June 11, 2015 •
Team Intern–Making 6,000 Spanakopitas
In our spare time this year, my husband and I said we would chair the Greek Festival at Annunciation Church in Akron this September. This requires a lot of workshops rolling phyllo filled with cheese, spinach, and custard. I have always sent the interns to the church to help out. They learn a lot about volunteering and the volunteers learn a lot about them. Now mind you the volunteers are usually more…mature folks from the church and relish the fact we have so many young people assisting.
Costa Janos–On Monday June 6th, the interns went to Annunciation Greek Orthodox church to help out with the preparation for the Greek festival in September. Monday’s workshop was to assist the volunteers as they assembled the spinach filled hors d’oeuvres called spanakopita. My specific jobs were to melt the butter, bring the ladies what they needed (filo, spinach, butter, or empty trays), and package the spanakopita. The day seemed to go by very quickly as there was never a moment where we were not moving. The interns worked non-stop to help make the process go quickly and smoothly. At the end of the day, I feel as if this workshop was a success and I cannot wait to go back to the church for the next workshop.
David Trujillo—Spanakopita is a delicious, easy to make, Greek appetizer that is ubiquitously found in Greek homes, Greek restaurants, and Greek cultural festivals. In my experience, in the almost industrialized process of mass production of this tasty Mediterranean treat, I found the aspects of community and togetherness. While the production of 6,000 or so pieces of spanakopita is fast paced, one finds opportunities to exchange pleasantries with some of the friendliest strangers one could ever meet. One finds the people of the Greek Orthodox Church to be extremely pleasant to talk to. One finds themselves enjoying their anecdotes, their takes on different topics on life, even their instructions on how to roll a buttered spinach pie. Mass production of spanakopita brings with it more rewards than simply the knowledge of how to make spanakopita.
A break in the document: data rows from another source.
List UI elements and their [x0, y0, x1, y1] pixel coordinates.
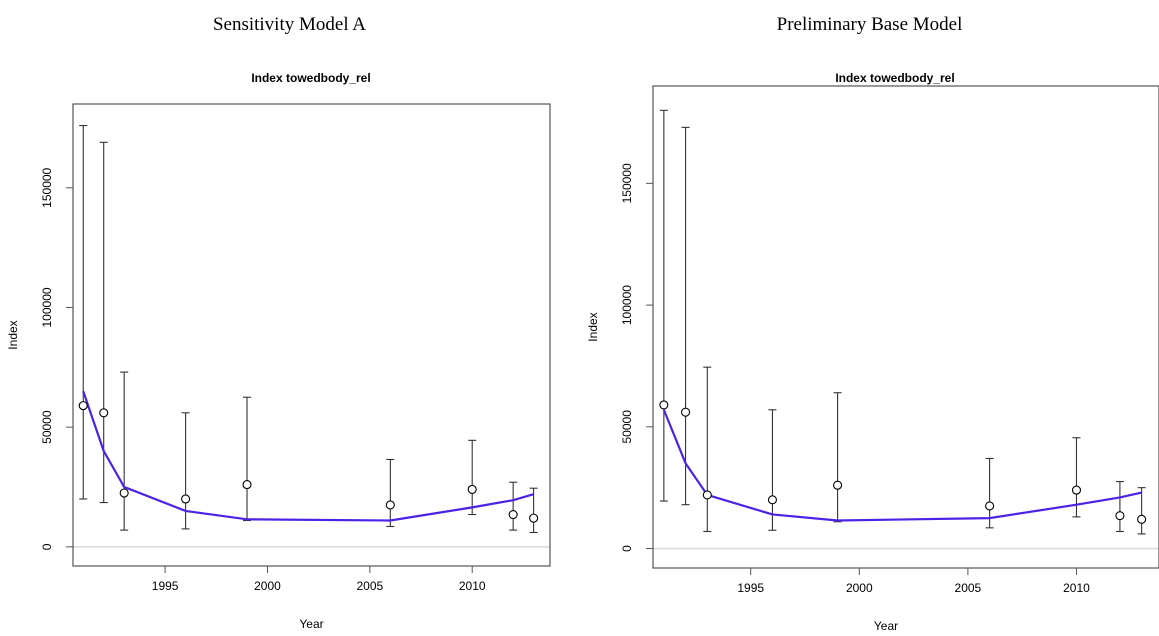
observed-point — [385, 500, 395, 510]
x-tick-label: 2010 — [1063, 581, 1090, 595]
y-tick-label: 100000 — [40, 287, 54, 327]
observed-point — [467, 484, 477, 494]
chart-title: Index towedbody_rel — [835, 71, 954, 85]
x-tick-label: 2000 — [254, 579, 281, 593]
chart-plot: Index towedbody_rel 1995 2000 2005 2010 0 5000… — [586, 71, 1159, 633]
x-tick-label: 2005 — [955, 581, 982, 595]
panel-heading: Sensitivity Model A — [212, 14, 367, 35]
observed-point — [119, 488, 129, 498]
chart-title: Index towedbody_rel — [251, 71, 370, 85]
y-tick-label: 0 — [40, 543, 54, 550]
fit-line — [662, 409, 1142, 522]
chart-panel-sensitivity-model-a: Sensitivity Model A Index towedbody_rel 1… — [0, 0, 579, 636]
observed-point — [78, 401, 88, 411]
observed-point — [659, 400, 669, 410]
observed-point — [681, 407, 691, 417]
y-tick-label: 150000 — [620, 163, 634, 203]
x-tick-label: 2005 — [356, 579, 383, 593]
observed-point — [1071, 485, 1082, 495]
plot-frame — [652, 85, 1159, 569]
x-axis-label: Year — [874, 619, 898, 633]
panel-heading: Preliminary Base Model — [776, 14, 963, 35]
y-tick-label: 50000 — [40, 410, 54, 444]
observed-point — [833, 480, 843, 490]
chart-panel-preliminary-base-model: Preliminary Base Model Index towedbody_r… — [580, 0, 1159, 636]
y-axis-label: Index — [586, 312, 600, 341]
observed-point — [508, 509, 518, 520]
plot-frame — [72, 103, 551, 567]
y-tick-label: 0 — [620, 545, 634, 552]
y-tick-label: 50000 — [620, 410, 634, 444]
observed-point — [99, 408, 109, 418]
y-tick-label: 100000 — [620, 285, 634, 325]
observed-point — [1115, 511, 1125, 521]
x-tick-label: 2000 — [846, 581, 873, 595]
y-axis-label: Index — [6, 320, 20, 349]
observed-point — [767, 495, 777, 505]
x-tick-label: 1995 — [737, 581, 764, 595]
observed-point — [1137, 514, 1147, 524]
fit-line — [82, 390, 534, 522]
chart-plot: Index towedbody_rel 1995 2000 2005 2010 0 5000… — [6, 71, 551, 631]
x-axis-label: Year — [299, 617, 323, 631]
y-tick-label: 150000 — [40, 167, 54, 207]
observed-point — [985, 501, 995, 511]
observed-point — [242, 480, 252, 490]
x-tick-label: 1995 — [152, 579, 179, 593]
observed-point — [702, 490, 712, 500]
x-tick-label: 2010 — [459, 579, 486, 593]
observed-point — [181, 494, 191, 504]
observed-point — [529, 513, 539, 523]
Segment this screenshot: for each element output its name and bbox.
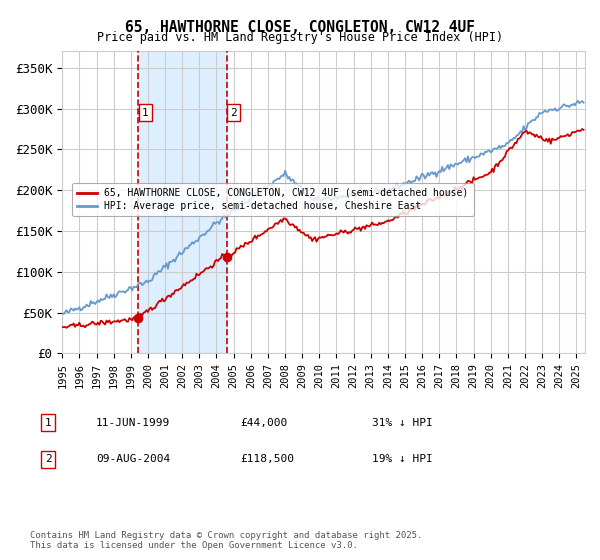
- Text: 11-JUN-1999: 11-JUN-1999: [96, 418, 170, 428]
- Text: 19% ↓ HPI: 19% ↓ HPI: [372, 454, 433, 464]
- Text: Price paid vs. HM Land Registry's House Price Index (HPI): Price paid vs. HM Land Registry's House …: [97, 31, 503, 44]
- Text: 2: 2: [44, 454, 52, 464]
- Text: 2: 2: [230, 108, 237, 118]
- Text: 31% ↓ HPI: 31% ↓ HPI: [372, 418, 433, 428]
- Text: £44,000: £44,000: [240, 418, 287, 428]
- Text: Contains HM Land Registry data © Crown copyright and database right 2025.
This d: Contains HM Land Registry data © Crown c…: [30, 530, 422, 550]
- Text: 1: 1: [44, 418, 52, 428]
- Text: 1: 1: [142, 108, 149, 118]
- Bar: [139, 52, 227, 353]
- Text: £118,500: £118,500: [240, 454, 294, 464]
- Text: 65, HAWTHORNE CLOSE, CONGLETON, CW12 4UF: 65, HAWTHORNE CLOSE, CONGLETON, CW12 4UF: [125, 20, 475, 35]
- Text: 09-AUG-2004: 09-AUG-2004: [96, 454, 170, 464]
- Legend: 65, HAWTHORNE CLOSE, CONGLETON, CW12 4UF (semi-detached house), HPI: Average pri: 65, HAWTHORNE CLOSE, CONGLETON, CW12 4UF…: [73, 183, 473, 216]
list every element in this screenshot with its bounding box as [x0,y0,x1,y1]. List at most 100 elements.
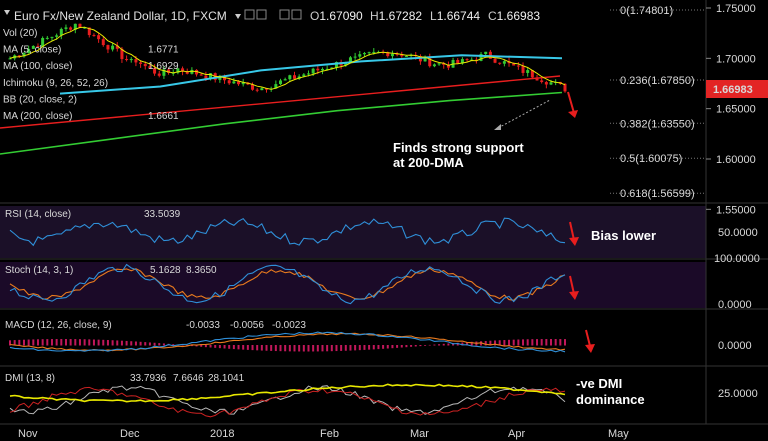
macd-hist-bar [498,340,501,346]
macd-hist-bar [158,343,161,346]
candle-body [320,68,324,71]
macd-hist-bar [102,339,105,346]
macd-hist-bar [307,345,310,352]
chevron-down-icon[interactable] [4,10,10,15]
open-value: 1.67090 [319,9,363,23]
macd-hist-bar [382,345,385,349]
macd-hist-bar [302,345,305,352]
macd-hist-bar [288,345,291,352]
stoch-tick-low: 0.0000 [718,299,752,311]
macd-hist-bar [526,339,529,346]
macd-hist-bar [461,342,464,346]
macd-hist-bar [536,339,539,346]
indicator-label[interactable]: BB (20, close, 2) [3,94,77,105]
macd-hist-bar [358,345,361,351]
candle-body [362,53,366,55]
settings-icon[interactable] [244,9,255,20]
macd-hist-bar [274,345,277,352]
indicator-label[interactable]: Ichimoku (9, 26, 52, 26) [3,78,108,89]
macd-label: MACD (12, 26, close, 9) [5,320,112,331]
candle-body [395,53,399,55]
candle-body [544,82,548,85]
fib-level-label: 0.236(1.67850) [620,75,695,87]
macd-hist-bar [447,343,450,346]
macd-hist-bar [18,339,21,346]
indicator-label[interactable]: MA (5, close) [3,45,61,56]
price-axis: 1.75000 1.70000 1.65000 1.60000 1.55000 [706,3,756,216]
candle-body [125,59,129,61]
candle-body [97,35,101,40]
visibility-icon[interactable] [256,9,267,20]
macd-hist-bar [349,345,352,351]
candle-body [45,37,49,39]
candle-body [31,45,35,49]
candle-body [199,74,203,76]
macd-hist-bar [237,345,240,350]
macd-hist-bar [438,344,441,346]
rsi-note: Bias lower [591,228,656,243]
macd-hist-bar [69,339,72,346]
high-value: 1.67282 [379,9,423,23]
macd-hist-bar [466,342,469,346]
macd-hist-bar [508,339,511,346]
indicator-label[interactable]: Vol (20) [3,28,37,39]
macd-hist-bar [522,339,525,346]
time-tick-label: Apr [508,428,525,440]
candle-body [549,82,553,85]
macd-hist-bar [50,339,53,346]
macd-hist-bar [470,341,473,346]
indicator-value: 1.6771 [148,45,179,56]
macd-hist-bar [204,345,207,348]
candle-body [209,73,213,79]
macd-value: -0.0056 [230,320,264,331]
indicator-label[interactable]: MA (100, close) [3,61,72,72]
macd-hist-bar [559,339,562,346]
macd-tick: 0.0000 [718,340,752,352]
candle-body [288,75,292,80]
candle-body [36,45,40,47]
candle-body [22,52,26,57]
low-label: L [430,9,437,23]
indicator-label[interactable]: MA (200, close) [3,111,72,122]
macd-hist-bar [134,341,137,346]
chevron-down-icon[interactable] [235,14,241,19]
macd-hist-bar [153,342,156,346]
macd-hist-bar [456,342,459,346]
candle-body [344,62,348,66]
candle-body [456,59,460,64]
candle-body [400,54,404,57]
macd-hist-bar [88,339,91,346]
indicator-legend: Vol (20) MA (5, close) 1.6771 MA (100, clos… [3,28,179,122]
support-note-line2: at 200-DMA [393,155,464,170]
candle-body [55,35,59,37]
dmi-adx-line [9,383,566,403]
macd-hist-bar [214,345,217,348]
dmi-plus-line [9,385,566,415]
macd-hist-bar [116,340,119,346]
candle-body [311,68,315,74]
candle-body [372,51,376,53]
macd-hist-bar [377,345,380,350]
settings-icon[interactable] [291,9,302,20]
low-value: 1.66744 [437,9,481,23]
candle-body [83,27,87,29]
candle-body [111,45,115,50]
time-tick-label: Dec [120,428,140,440]
candle-body [512,63,516,66]
time-axis: Nov Dec 2018 Feb Mar Apr May [18,428,629,440]
macd-hist-bar [414,345,417,347]
candle-body [442,63,446,65]
candle-body [502,61,506,64]
candle-body [195,69,199,75]
candle-body [516,65,520,67]
macd-hist-bar [228,345,231,349]
candle-body [232,81,236,84]
candle-body [73,23,77,30]
price-tick-label: 1.70000 [716,53,756,65]
macd-hist-value: -0.0033 [186,320,220,331]
candle-body [59,28,63,36]
stoch-label: Stoch (14, 3, 1) [5,265,73,276]
eye-icon[interactable] [279,9,290,20]
macd-hist-bar [200,345,203,347]
svg-text:H1.67282: H1.67282 [370,9,422,23]
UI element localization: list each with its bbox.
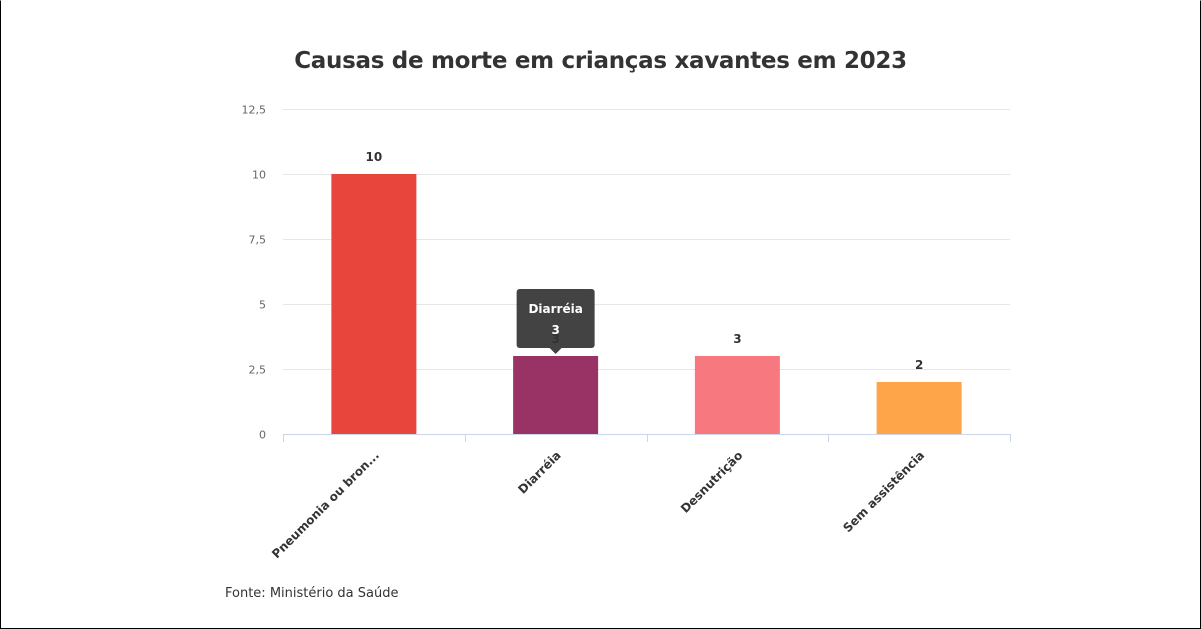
y-tick-label: 2,5 xyxy=(249,364,267,377)
bar[interactable] xyxy=(876,382,962,434)
bar[interactable] xyxy=(694,356,780,434)
bar[interactable] xyxy=(331,174,417,434)
tooltip-pointer xyxy=(549,348,562,354)
x-tick-label: Diarréia xyxy=(515,448,563,496)
y-tick-label: 5 xyxy=(259,299,266,312)
y-tick-label: 0 xyxy=(259,429,266,442)
bar[interactable] xyxy=(513,356,599,434)
tooltip-value: 3 xyxy=(551,323,559,337)
y-tick-label: 7,5 xyxy=(249,234,267,247)
data-label: 3 xyxy=(733,332,741,346)
y-tick-label: 12,5 xyxy=(242,104,267,117)
y-tick-label: 10 xyxy=(252,169,266,182)
data-label: 10 xyxy=(366,150,383,164)
x-tick-label: Desnutrição xyxy=(678,448,746,516)
chart-title: Causas de morte em crianças xavantes em … xyxy=(294,48,907,74)
data-label: 2 xyxy=(915,358,923,372)
tooltip-box xyxy=(516,289,595,348)
x-tick-label: Sem assistência xyxy=(840,448,927,535)
source-note: Fonte: Ministério da Saúde xyxy=(225,586,399,601)
tooltip-category: Diarréia xyxy=(528,302,582,316)
x-tick-label: Pneumonia ou bron... xyxy=(269,448,382,561)
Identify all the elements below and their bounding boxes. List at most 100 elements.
Sophia Avouris–My experience at the Annunciation’s Spanakopita Workshop was very fun. Despite the fact we were all working almost constantly, I found myself laughing a lot. I felt it helped all of us to bond together working outside of the office. I think bonding experience is important, because it is nice when the friends you make in a work setting are not confined to work, but are friends in other areas. I really like the internship program here gives us the ability to do community service, as I believe becoming involved at a younger age makes you more likely to be involved as you get older.
Niko Frazier–Spanakopita, where do I begin? We went to Annunciation Greek Orthodox Church yesterday and helped make spanakopita, a first for me. I grew up working at the festival and my church’s kitchen, but always with meats. I’ve missed out. I started out the day scooping the spinach filling onto sheets, eight rows of five. After about one hour, I got tired so I decided to go out and start rolling. The rolling was so relaxing and fun. I finished two trays and about six cups of coffee before I was reassigned to packing the frozen rolls into aluminum trays then into the boxes. I cannot wait for the festival so I can finally eat the fruit of my labors.
Elizabeth Scozzaro— On Monday Team Intern helped at the Spanakopita Workshop all day. I did not know what was in store for us because I did not realize there was a 6,000 spanakopita requirement! I began the day being a runner for butter, spinach, and anything else the rollers needed. The rollers were the women who rolled the spinach in the phyllo dough. Eventually, the rollers got behind and I jumped in to help. It was fun to learn how to make one of my favorite foods in the world! Everybody there was kind to us and took much interest in our lives at school and at State and Federal Communications.